V.E. Schwab is a talent, and she’s one of my favorite authors — ever.
So with that disclaimer out of the way, let’s talk about A Dark Shade of Magic.
I have to say that, yet again, my favorite thing about this book is the way that Schwab takes a common trope and completely twists it on its head. In Vicious, she turned the superhero genre upside-down and gave us something that was totally warped (and totally awesome), that really questioned the nature of all those superhero themes we love so much these days. In Darker Shade, Schwab does exactly the same thing, but in place of superheroes, we have magicians.
Magic is a classic and simple fantasy concept — or, at least, it normally is. But Schwab takes the concept of magic, what it means to a person and what it can do (to people) to a whole different plane of existence. The way that the different characters and societies in the book view and use magic offers some incredibly thought-provoking questions, and the utterly spectacular world-building that ensues due to these different “schools” of magic thought not only drives the plot forward at all times but also pulls the reader into the complex, unique, and utterly believable universe that Schwab has created.

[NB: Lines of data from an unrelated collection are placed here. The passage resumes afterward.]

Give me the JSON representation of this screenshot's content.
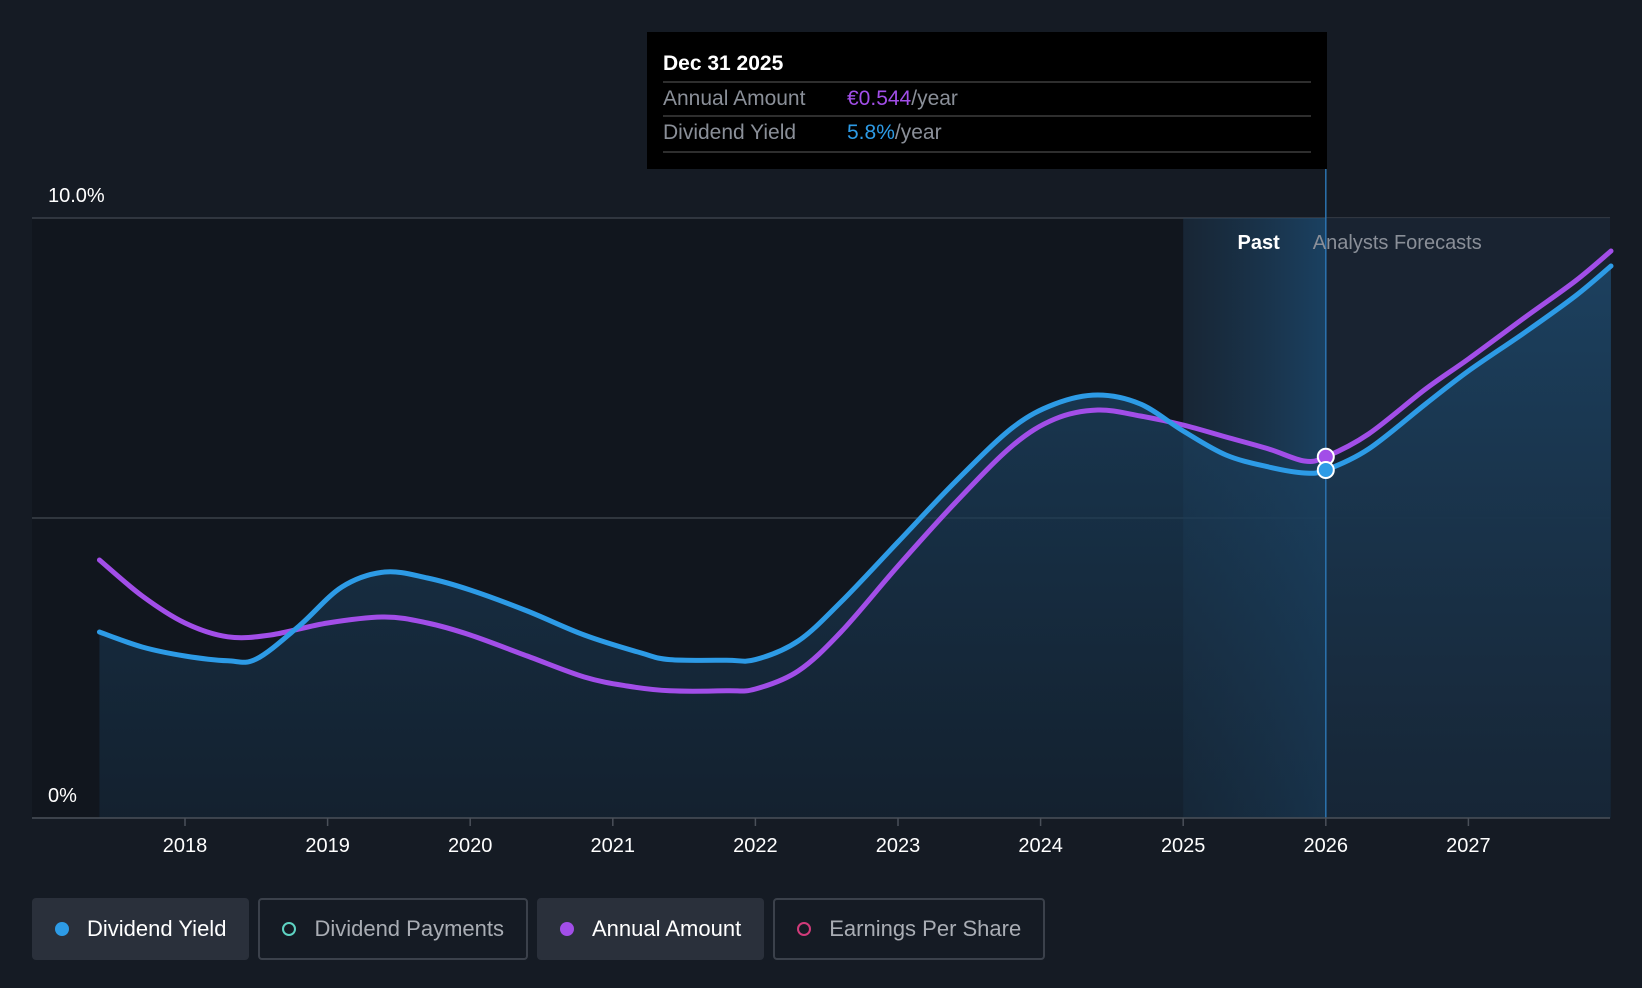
{
  "chart_data": {
    "type": "line",
    "y_axis": {
      "min": 0,
      "max": 10,
      "labels": [
        {
          "value": 10,
          "text": "10.0%"
        },
        {
          "value": 0,
          "text": "0%"
        }
      ],
      "gridlines": [
        10,
        5
      ]
    },
    "x_axis": {
      "min": 2017.35,
      "max": 2028.0,
      "ticks": [
        2018,
        2019,
        2020,
        2021,
        2022,
        2023,
        2024,
        2025,
        2026,
        2027
      ],
      "tick_labels": [
        "2018",
        "2019",
        "2020",
        "2021",
        "2022",
        "2023",
        "2024",
        "2025",
        "2026",
        "2027"
      ]
    },
    "regions": {
      "past_label": "Past",
      "forecast_label": "Analysts Forecasts",
      "past_band_start": 2025.0,
      "divider": 2026.0
    },
    "series": [
      {
        "name": "Dividend Yield",
        "color": "#2d9be6",
        "filled": true,
        "points": [
          [
            2017.4,
            3.1
          ],
          [
            2017.7,
            2.85
          ],
          [
            2018.0,
            2.7
          ],
          [
            2018.3,
            2.62
          ],
          [
            2018.5,
            2.65
          ],
          [
            2018.8,
            3.2
          ],
          [
            2019.1,
            3.85
          ],
          [
            2019.4,
            4.1
          ],
          [
            2019.7,
            4.0
          ],
          [
            2020.0,
            3.8
          ],
          [
            2020.4,
            3.45
          ],
          [
            2020.8,
            3.05
          ],
          [
            2021.2,
            2.75
          ],
          [
            2021.4,
            2.64
          ],
          [
            2021.8,
            2.63
          ],
          [
            2022.0,
            2.64
          ],
          [
            2022.3,
            2.95
          ],
          [
            2022.6,
            3.6
          ],
          [
            2023.0,
            4.6
          ],
          [
            2023.4,
            5.6
          ],
          [
            2023.8,
            6.5
          ],
          [
            2024.1,
            6.9
          ],
          [
            2024.4,
            7.05
          ],
          [
            2024.7,
            6.9
          ],
          [
            2025.0,
            6.45
          ],
          [
            2025.3,
            6.05
          ],
          [
            2025.6,
            5.85
          ],
          [
            2025.85,
            5.75
          ],
          [
            2026.0,
            5.8
          ],
          [
            2026.3,
            6.15
          ],
          [
            2026.7,
            6.9
          ],
          [
            2027.0,
            7.45
          ],
          [
            2027.4,
            8.1
          ],
          [
            2027.75,
            8.7
          ],
          [
            2028.0,
            9.2
          ]
        ]
      },
      {
        "name": "Annual Amount",
        "color": "#a24ee8",
        "filled": false,
        "points": [
          [
            2017.4,
            4.3
          ],
          [
            2017.7,
            3.7
          ],
          [
            2018.0,
            3.25
          ],
          [
            2018.3,
            3.02
          ],
          [
            2018.6,
            3.05
          ],
          [
            2019.0,
            3.25
          ],
          [
            2019.4,
            3.35
          ],
          [
            2019.7,
            3.25
          ],
          [
            2020.0,
            3.05
          ],
          [
            2020.4,
            2.7
          ],
          [
            2020.8,
            2.35
          ],
          [
            2021.1,
            2.2
          ],
          [
            2021.4,
            2.12
          ],
          [
            2021.8,
            2.12
          ],
          [
            2022.0,
            2.15
          ],
          [
            2022.3,
            2.45
          ],
          [
            2022.6,
            3.1
          ],
          [
            2023.0,
            4.2
          ],
          [
            2023.4,
            5.25
          ],
          [
            2023.8,
            6.2
          ],
          [
            2024.1,
            6.65
          ],
          [
            2024.4,
            6.8
          ],
          [
            2024.7,
            6.7
          ],
          [
            2025.0,
            6.55
          ],
          [
            2025.3,
            6.35
          ],
          [
            2025.6,
            6.15
          ],
          [
            2025.85,
            5.95
          ],
          [
            2026.0,
            6.02
          ],
          [
            2026.3,
            6.4
          ],
          [
            2026.7,
            7.15
          ],
          [
            2027.0,
            7.65
          ],
          [
            2027.4,
            8.35
          ],
          [
            2027.75,
            8.95
          ],
          [
            2028.0,
            9.45
          ]
        ]
      }
    ],
    "highlight": {
      "x": 2026.0,
      "yield_value": 5.8,
      "annual_value": 6.02
    }
  },
  "tooltip": {
    "date": "Dec 31 2025",
    "rows": [
      {
        "label": "Annual Amount",
        "value": "€0.544",
        "unit": "/year",
        "color": "#a24ee8"
      },
      {
        "label": "Dividend Yield",
        "value": "5.8%",
        "unit": "/year",
        "color": "#2d9be6"
      }
    ]
  },
  "legend": [
    {
      "label": "Dividend Yield",
      "color": "#2d9be6",
      "active": true,
      "filled": true
    },
    {
      "label": "Dividend Payments",
      "color": "#5ed3c2",
      "active": false,
      "filled": false
    },
    {
      "label": "Annual Amount",
      "color": "#a24ee8",
      "active": true,
      "filled": true
    },
    {
      "label": "Earnings Per Share",
      "color": "#d13b7a",
      "active": false,
      "filled": false
    }
  ]
}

And if the wonderful world-building and fast-paced, high-octane, magic-fueled plot isn’t enough to keep you around — the characters will. Kell is an absolute delight, uncomfortable with his place in his own Red London, feeling as if he’s missing something — thoughts that drive him to the mistake that jumpstarts the main action. Lila, restless and driven to pursue greater things in life, makes an excellent balance for Kell; she’s both his opposite and his equivalent in many ways, and throughout the course of the novel, their constant friction eventually leads them both to grow and change.
The antagonists in this book are downright creepy, and Schwab has no problem presenting them in their full horror. There’s no masking the horrific things they’ve done. There’s no pretending they have a chance for redemption. There’s no painting them with the possibility of being less evil, less brutal, or less violent than they really are. They commit utterly appalling acts on screen and off, and they’re the perfect sort of antagonists to challenge Kell and Lila.

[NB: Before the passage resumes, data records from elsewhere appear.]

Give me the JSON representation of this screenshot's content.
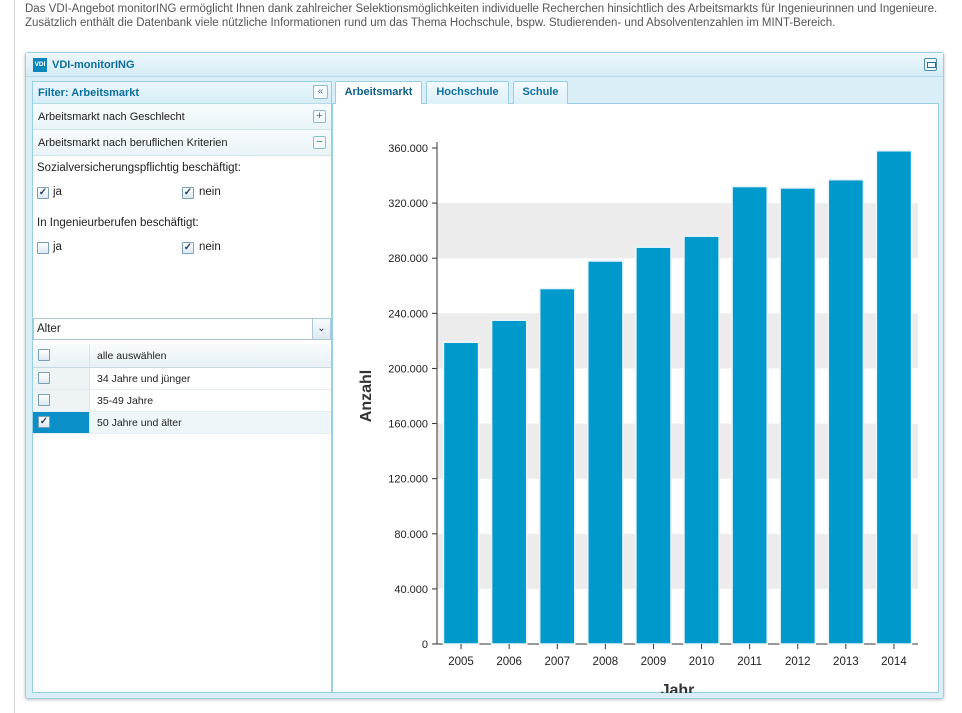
{
  "intro": "Das VDI-Angebot monitorING ermöglicht Ihnen dank zahlreicher Selektionsmöglichkeiten individuelle Recherchen hinsichtlich des Arbeitsmarkts für Ingenieurinnen und Ingenieure. Zusätzlich enthält die Datenbank viele nützliche Informationen rund um das Thema Hochschule, bspw. Studierenden- und Absolventenzahlen im MINT-Bereich.",
  "panel": {
    "logo": "VDI",
    "title": "VDI-monitorING"
  },
  "filter": {
    "title": "Filter: Arbeitsmarkt",
    "collapse_icon": "«",
    "sections": [
      {
        "label": "Arbeitsmarkt nach Geschlecht",
        "toggle": "+"
      },
      {
        "label": "Arbeitsmarkt nach beruflichen Kriterien",
        "toggle": "−"
      }
    ],
    "group1": {
      "label": "Sozialversicherungspflichtig beschäftigt:",
      "opt_ja": "ja",
      "opt_nein": "nein",
      "ja_checked": true,
      "nein_checked": true
    },
    "group2": {
      "label": "In Ingenieurberufen beschäftigt:",
      "opt_ja": "ja",
      "opt_nein": "nein",
      "ja_checked": false,
      "nein_checked": true
    },
    "select": {
      "value": "Alter",
      "arrow": "⌄"
    },
    "grid": {
      "header": "alle auswählen",
      "rows": [
        {
          "label": "34 Jahre und jünger",
          "checked": false
        },
        {
          "label": "35-49 Jahre",
          "checked": false
        },
        {
          "label": "50 Jahre und älter",
          "checked": true
        }
      ]
    }
  },
  "tabs": [
    {
      "label": "Arbeitsmarkt",
      "active": true
    },
    {
      "label": "Hochschule",
      "active": false
    },
    {
      "label": "Schule",
      "active": false
    }
  ],
  "chart_data": {
    "type": "bar",
    "categories": [
      "2005",
      "2006",
      "2007",
      "2008",
      "2009",
      "2010",
      "2011",
      "2012",
      "2013",
      "2014"
    ],
    "values": [
      219000,
      235000,
      258000,
      278000,
      288000,
      296000,
      332000,
      331000,
      337000,
      358000
    ],
    "xlabel": "Jahr",
    "ylabel": "Anzahl",
    "ylim": [
      0,
      360000
    ],
    "yticks": [
      "0",
      "40.000",
      "80.000",
      "120.000",
      "160.000",
      "200.000",
      "240.000",
      "280.000",
      "320.000",
      "360.000"
    ],
    "bar_color": "#0099cc",
    "band_color": "#ececec",
    "grid": "alternating horizontal bands"
  }
}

The supporting cast in this book — unlike in many — are also extremely well drawn. Even some of the most minor characters are given the perfect amount of development to make their actions (and their fates) have an impact on the story as a whole. And even characters with little “screen time” have huge roles to play — and play them beautifully.

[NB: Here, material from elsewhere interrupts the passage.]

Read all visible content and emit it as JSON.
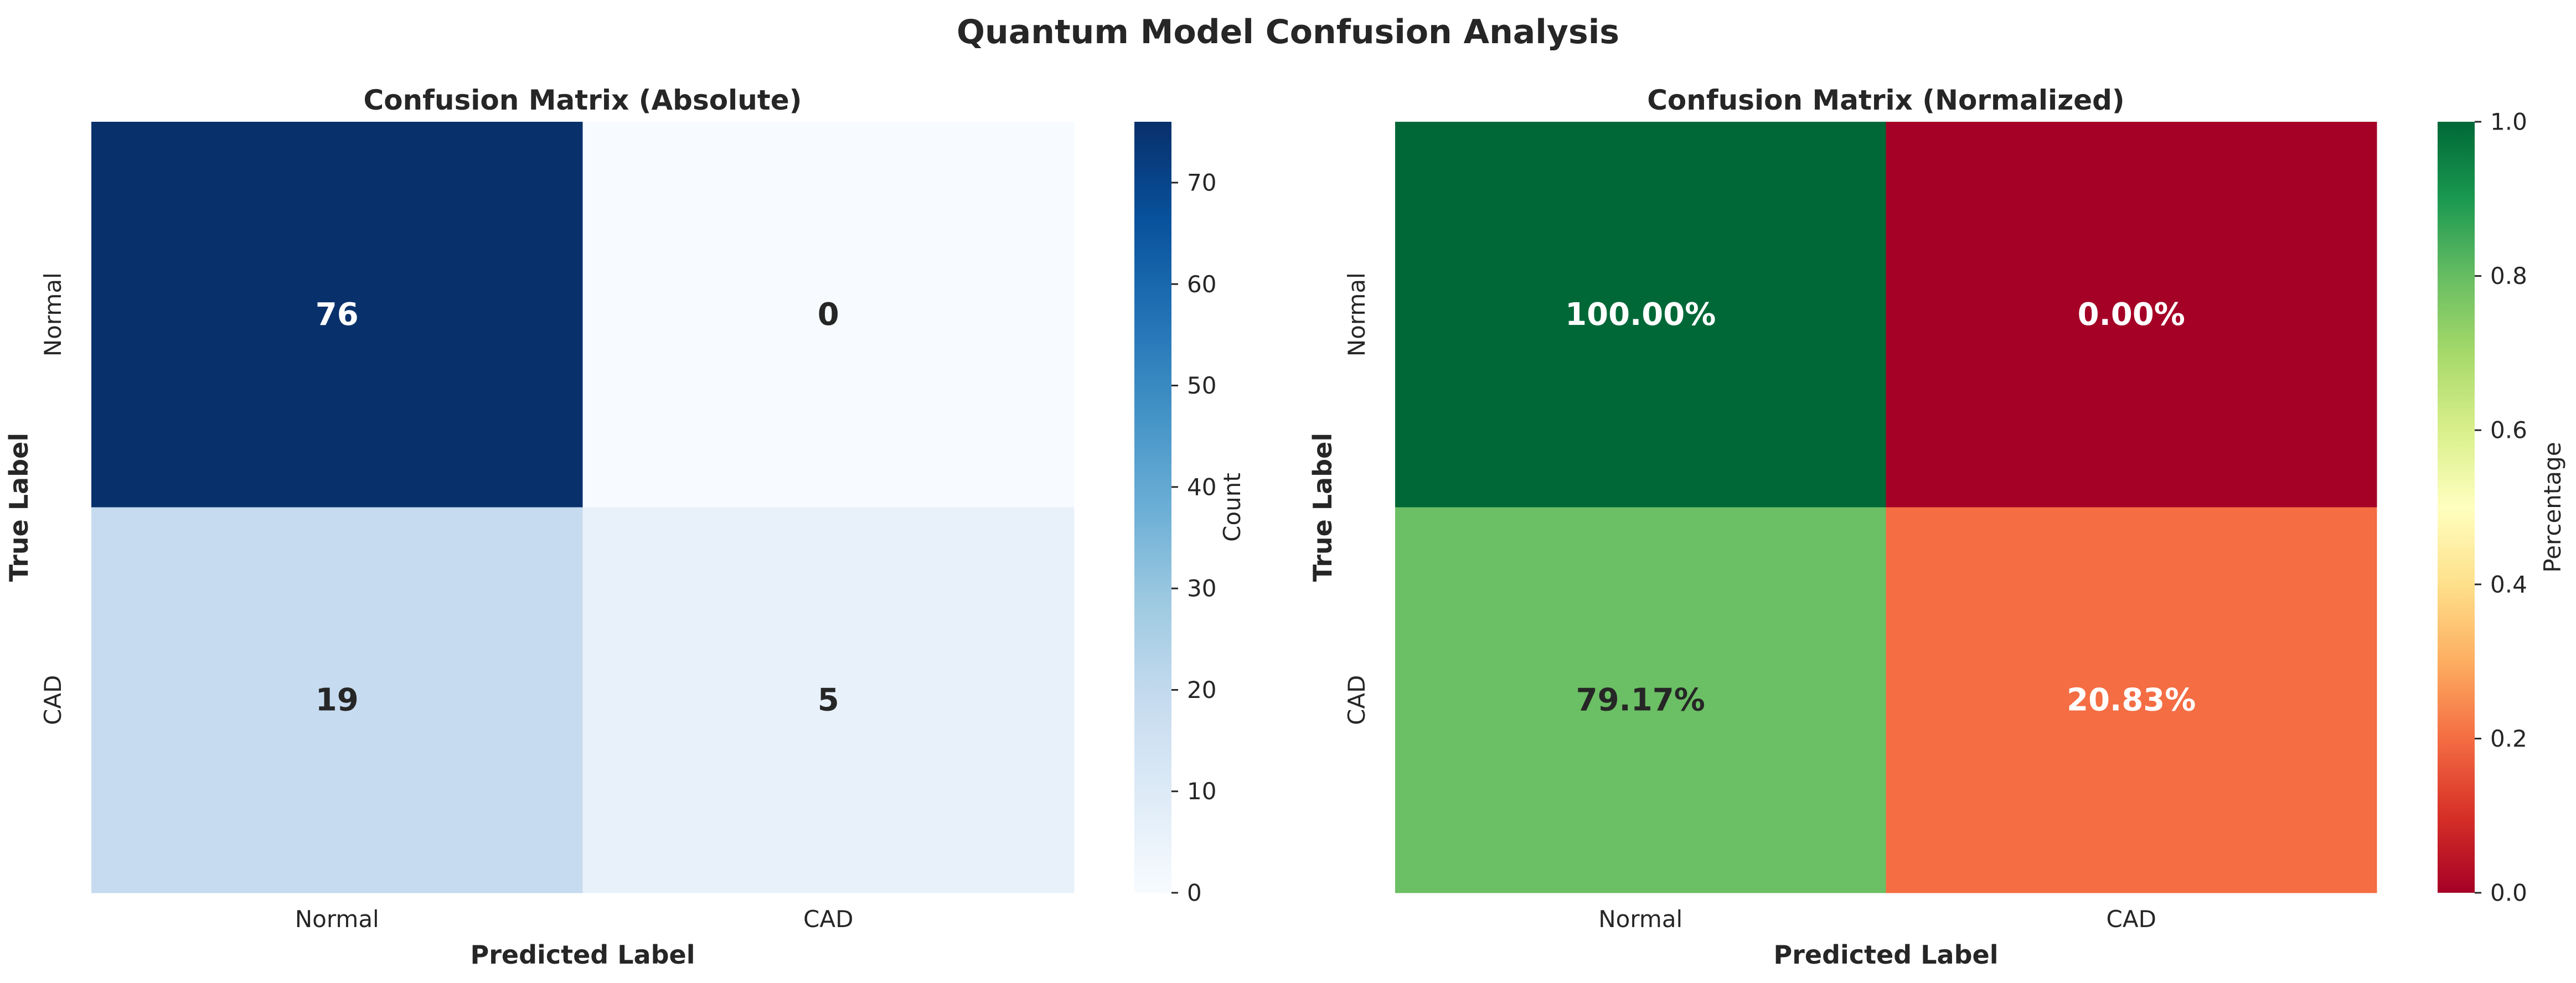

Honestly, there’s nothing — at all — I can truly complain about for this book. The writing is superb — light and fast-paced but with a touch of sophistication. The world-building, plot, and characters are well-crafted.
I think, if I had to pick anything as a negative for this book, it would be that I think it’s a tad too short. I think, once the inciting event occurs, that the lead-up to the climax happens a little too quickly. I think Schwab could have done to draw it out a little more and create a slower, more tension-filled buildup to the climactic end sequence without adding anything that seemed like padding. That’s a true nitpick though, not something that seriously hindered my enthusiasm about the book.